If you want to engage this audience online, you need original ways of doing it. Lynx has done it before, but I think it has missed a trick this time. The content is lads' mag circa 1994, albeit with a digital slant. In 2008, there are so many innovative ways of creating and delivering it; the fairly pedestrian site and "watch a video, send in a video" format feels dated to me.

Still, I like the mobile applications, and once they've got "tooled up" on the site, I can imagine groups of lads adopting "get in there" when on the lash. Like at Manchester United's Christmas party ...

- Ben Clapp, creative director, Tribal London

I guess I'm supposed to give some kind of nerd's eye view here, but there's no point going into the technical minutiae on this site build - it's all good. Simple and effective - great, in fact. Really nice/bold build visual design with a simple "boysey" (is that a word?) layout.

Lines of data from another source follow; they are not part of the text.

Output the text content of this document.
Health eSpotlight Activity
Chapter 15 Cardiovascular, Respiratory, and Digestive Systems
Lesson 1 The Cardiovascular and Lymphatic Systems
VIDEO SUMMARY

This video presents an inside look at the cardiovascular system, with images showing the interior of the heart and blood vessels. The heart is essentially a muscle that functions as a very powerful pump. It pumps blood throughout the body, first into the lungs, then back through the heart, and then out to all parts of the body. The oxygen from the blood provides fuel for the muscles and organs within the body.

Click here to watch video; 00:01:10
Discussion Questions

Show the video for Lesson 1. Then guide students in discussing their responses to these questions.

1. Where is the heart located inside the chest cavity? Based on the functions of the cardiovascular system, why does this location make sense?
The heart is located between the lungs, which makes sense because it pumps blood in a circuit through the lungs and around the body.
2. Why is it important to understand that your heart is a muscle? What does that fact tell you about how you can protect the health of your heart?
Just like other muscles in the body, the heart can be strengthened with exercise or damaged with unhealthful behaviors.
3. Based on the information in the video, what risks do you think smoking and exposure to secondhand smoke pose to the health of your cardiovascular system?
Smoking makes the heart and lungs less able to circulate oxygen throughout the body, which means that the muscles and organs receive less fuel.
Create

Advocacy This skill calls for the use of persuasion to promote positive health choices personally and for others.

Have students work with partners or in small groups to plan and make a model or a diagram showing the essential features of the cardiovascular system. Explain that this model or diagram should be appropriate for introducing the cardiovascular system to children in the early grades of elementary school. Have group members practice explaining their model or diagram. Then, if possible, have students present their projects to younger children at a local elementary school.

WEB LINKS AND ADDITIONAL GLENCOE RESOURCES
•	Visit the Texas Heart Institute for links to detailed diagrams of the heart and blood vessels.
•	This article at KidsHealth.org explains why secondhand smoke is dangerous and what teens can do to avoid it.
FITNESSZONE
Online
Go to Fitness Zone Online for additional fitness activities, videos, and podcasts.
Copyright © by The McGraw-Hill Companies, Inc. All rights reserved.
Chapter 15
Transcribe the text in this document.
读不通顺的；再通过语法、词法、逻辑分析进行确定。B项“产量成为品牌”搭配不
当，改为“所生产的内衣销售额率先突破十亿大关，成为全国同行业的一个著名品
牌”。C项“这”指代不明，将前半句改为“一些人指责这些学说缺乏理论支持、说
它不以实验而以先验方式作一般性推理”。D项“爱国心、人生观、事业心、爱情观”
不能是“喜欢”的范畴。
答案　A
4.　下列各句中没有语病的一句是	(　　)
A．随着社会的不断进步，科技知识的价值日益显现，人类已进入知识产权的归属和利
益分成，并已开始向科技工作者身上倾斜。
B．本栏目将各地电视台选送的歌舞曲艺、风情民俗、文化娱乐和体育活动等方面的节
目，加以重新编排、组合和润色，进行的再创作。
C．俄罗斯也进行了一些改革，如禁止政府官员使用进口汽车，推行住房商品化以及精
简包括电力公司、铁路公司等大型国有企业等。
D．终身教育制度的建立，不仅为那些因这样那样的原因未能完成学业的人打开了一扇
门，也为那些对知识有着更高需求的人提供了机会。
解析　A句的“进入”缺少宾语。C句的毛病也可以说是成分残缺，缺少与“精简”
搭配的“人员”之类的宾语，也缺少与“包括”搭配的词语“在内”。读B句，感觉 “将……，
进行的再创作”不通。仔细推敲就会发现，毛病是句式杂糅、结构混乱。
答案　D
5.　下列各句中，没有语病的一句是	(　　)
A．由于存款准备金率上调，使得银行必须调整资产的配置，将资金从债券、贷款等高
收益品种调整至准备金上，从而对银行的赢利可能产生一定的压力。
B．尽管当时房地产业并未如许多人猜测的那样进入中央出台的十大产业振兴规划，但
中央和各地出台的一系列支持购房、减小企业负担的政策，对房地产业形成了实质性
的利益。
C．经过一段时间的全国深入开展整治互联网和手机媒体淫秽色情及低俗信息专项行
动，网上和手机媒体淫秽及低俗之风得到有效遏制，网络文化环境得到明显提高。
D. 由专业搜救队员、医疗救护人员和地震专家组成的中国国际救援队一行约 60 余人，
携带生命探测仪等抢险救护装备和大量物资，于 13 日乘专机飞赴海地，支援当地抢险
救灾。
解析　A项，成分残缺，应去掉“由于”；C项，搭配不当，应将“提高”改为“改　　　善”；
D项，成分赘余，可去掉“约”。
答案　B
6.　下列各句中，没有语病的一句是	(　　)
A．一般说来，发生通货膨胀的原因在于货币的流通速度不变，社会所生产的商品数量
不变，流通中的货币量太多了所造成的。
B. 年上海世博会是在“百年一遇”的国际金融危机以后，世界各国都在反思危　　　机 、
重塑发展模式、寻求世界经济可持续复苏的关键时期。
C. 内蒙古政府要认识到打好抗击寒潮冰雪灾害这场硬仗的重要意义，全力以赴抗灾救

I would even say I much prefer it to some of its previous stuff - the brand looks stronger and, visually, it does feel like Lynx.

Ironically, it's the messaging and content that disappoints.

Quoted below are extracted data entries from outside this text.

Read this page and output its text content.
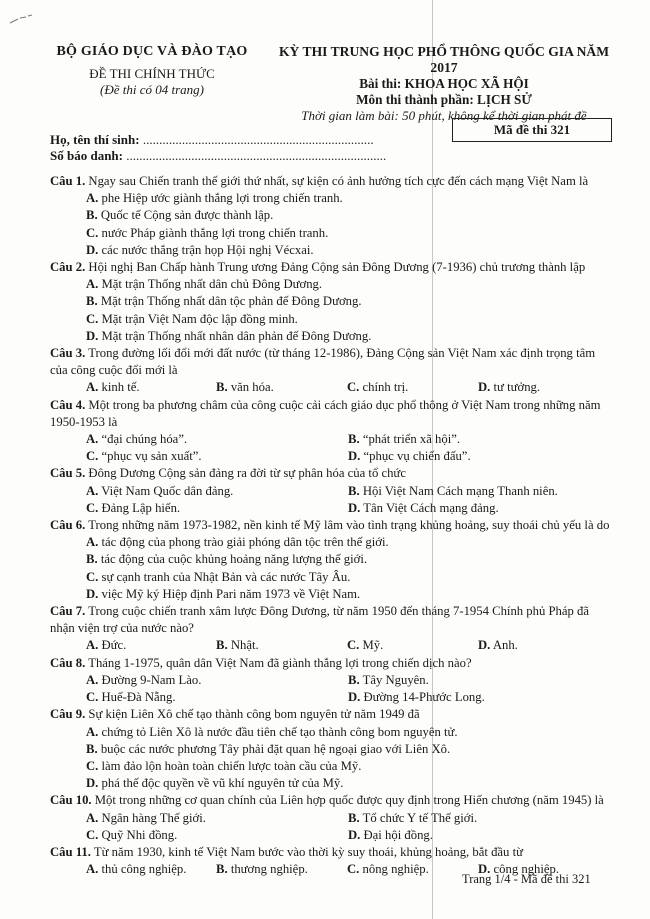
BỘ GIÁO DỤC VÀ ĐÀO TẠO
ĐỀ THI CHÍNH THỨC
(Đề thi có 04 trang)
KỲ THI TRUNG HỌC PHỔ THÔNG QUỐC GIA NĂM 2017
Bài thi: KHOA HỌC XÃ HỘI
Môn thi thành phần: LỊCH SỬ
Thời gian làm bài: 50 phút, không kể thời gian phát đề
Họ, tên thí sinh: .......................................................................
Số báo danh: ................................................................................
Mã đề thi 321

Câu 1. Ngay sau Chiến tranh thế giới thứ nhất, sự kiện có ảnh hưởng tích cực đến cách mạng Việt Nam là

A. phe Hiệp ước giành thắng lợi trong chiến tranh.
B. Quốc tế Cộng sản được thành lập.
C. nước Pháp giành thắng lợi trong chiến tranh.
D. các nước thắng trận họp Hội nghị Vécxai.

Câu 2. Hội nghị Ban Chấp hành Trung ương Đảng Cộng sản Đông Dương (7-1936) chủ trương thành lập

A. Mặt trận Thống nhất dân chủ Đông Dương.
B. Mặt trận Thống nhất dân tộc phản đế Đông Dương.
C. Mặt trận Việt Nam độc lập đồng minh.
D. Mặt trận Thống nhất nhân dân phản đế Đông Dương.

Câu 3. Trong đường lối đổi mới đất nước (từ tháng 12-1986), Đảng Cộng sản Việt Nam xác định trọng tâm của công cuộc đổi mới là

A. kinh tế.	B. văn hóa.	C. chính trị.	D. tư tưởng.

Câu 4. Một trong ba phương châm của công cuộc cải cách giáo dục phổ thông ở Việt Nam trong những năm 1950-1953 là

A. “đại chúng hóa”.	B. “phát triển xã hội”.
C. “phục vụ sản xuất”.	D. “phục vụ chiến đấu”.

Câu 5. Đông Dương Cộng sản đảng ra đời từ sự phân hóa của tổ chức

A. Việt Nam Quốc dân đảng.	B. Hội Việt Nam Cách mạng Thanh niên.
C. Đảng Lập hiến.	D. Tân Việt Cách mạng đảng.

Câu 6. Trong những năm 1973-1982, nền kinh tế Mỹ lâm vào tình trạng khủng hoảng, suy thoái chủ yếu là do

A. tác động của phong trào giải phóng dân tộc trên thế giới.
B. tác động của cuộc khủng hoảng năng lượng thế giới.
C. sự cạnh tranh của Nhật Bản và các nước Tây Âu.
D. việc Mỹ ký Hiệp định Pari năm 1973 về Việt Nam.

Câu 7. Trong cuộc chiến tranh xâm lược Đông Dương, từ năm 1950 đến tháng 7-1954 Chính phủ Pháp đã nhận viện trợ của nước nào?

A. Đức.	B. Nhật.	C. Mỹ.	D. Anh.

Câu 8. Tháng 1-1975, quân dân Việt Nam đã giành thắng lợi trong chiến dịch nào?

A. Đường 9-Nam Lào.	B. Tây Nguyên.
C. Huế-Đà Nẵng.	D. Đường 14-Phước Long.

Câu 9. Sự kiện Liên Xô chế tạo thành công bom nguyên tử năm 1949 đã

A. chứng tỏ Liên Xô là nước đầu tiên chế tạo thành công bom nguyên tử.
B. buộc các nước phương Tây phải đặt quan hệ ngoại giao với Liên Xô.
C. làm đảo lộn hoàn toàn chiến lược toàn cầu của Mỹ.
D. phá thế độc quyền về vũ khí nguyên tử của Mỹ.

Câu 10. Một trong những cơ quan chính của Liên hợp quốc được quy định trong Hiến chương (năm 1945) là

A. Ngân hàng Thế giới.	B. Tổ chức Y tế Thế giới.
C. Quỹ Nhi đồng.	D. Đại hội đồng.

Câu 11. Từ năm 1930, kinh tế Việt Nam bước vào thời kỳ suy thoái, khủng hoảng, bắt đầu từ

A. thủ công nghiệp.	B. thương nghiệp.	C. nông nghiệp.	D. công nghiệp.
Trang 1/4 - Mã đề thi 321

First, and most obvious, I thought that Lynx made me irresistible? So why am I being given lessons in chatting up girls? Shouldn't I just spray myself, then stand on a beach waiting for the bikini-clad legions to arrive? Or have we moved on without anyone telling me? Second, in structure, there seems to be some confusion about whether it's absorbing, multiple-return content or "must-see" viral. There's too many bits, leaving it somewhere in between Dare's Axe "feather" and

- Dave Bedwood, creative partner, Lean Mean Fighting Machine

I've always thought that when above-the-line creatives can finally be arsed with digital, we will start to see some great work. Why? Well, whether digital likes it or not, TV still attracts the best writers, and the art of writing has always been the Achilles heel of digital.

However, the Lynx site doesn't really support this theory.

Being from BBH, I could empathise with work that isn't technically cutting-edge or work that feels a bit dated in the fast-moving digital world (just check out something like Diesel's "Heidis" campaign for a comparison), but that should all dissolve in the face of strong writing. Alas, this is where the site disappoints the most.

The exquisite skills BBH displays in its TV work seem to have been lost when it uploaded the site. Any man who looks up to these characters as pulling machines still lives with their mum and fucks apple pies (which, granted, might be a big audience).

Why BBH deserted its art of writing when this great strategy went online I don't know, but for my sake, long may it continue.


James Besley, 23, student

There are a number of digital applications on offer, encouraging budding lotharios to turn their phone into a pulling machine and make their screen look hot. There is also information on the fairer sex, although this is limited to the revelation that they only discuss boy bands, fashionable mobile phones and Kylie.

It's obviously early days, and the amount of content stored on the site is minimal, but the site is easy to navigate. Although it's not immediately obvious what differentiates the content in each section, every time you hover over a link, a scantily clad "bird" appears, detracting nicely from this.

While it doesn't take much time to max-out your enjoyment of the site, Lynx ads have always made me laugh and, at the very worst, the site will become an archive for them.

If you subscribe to the Lynx mantra of "it doesn't matter where, just get in there", then this site will provide you with 15 minutes of mindless fun. However, if you believe the first tip for pulling is not smelling like a schoolboy's gym bag, then I would probably steer clear.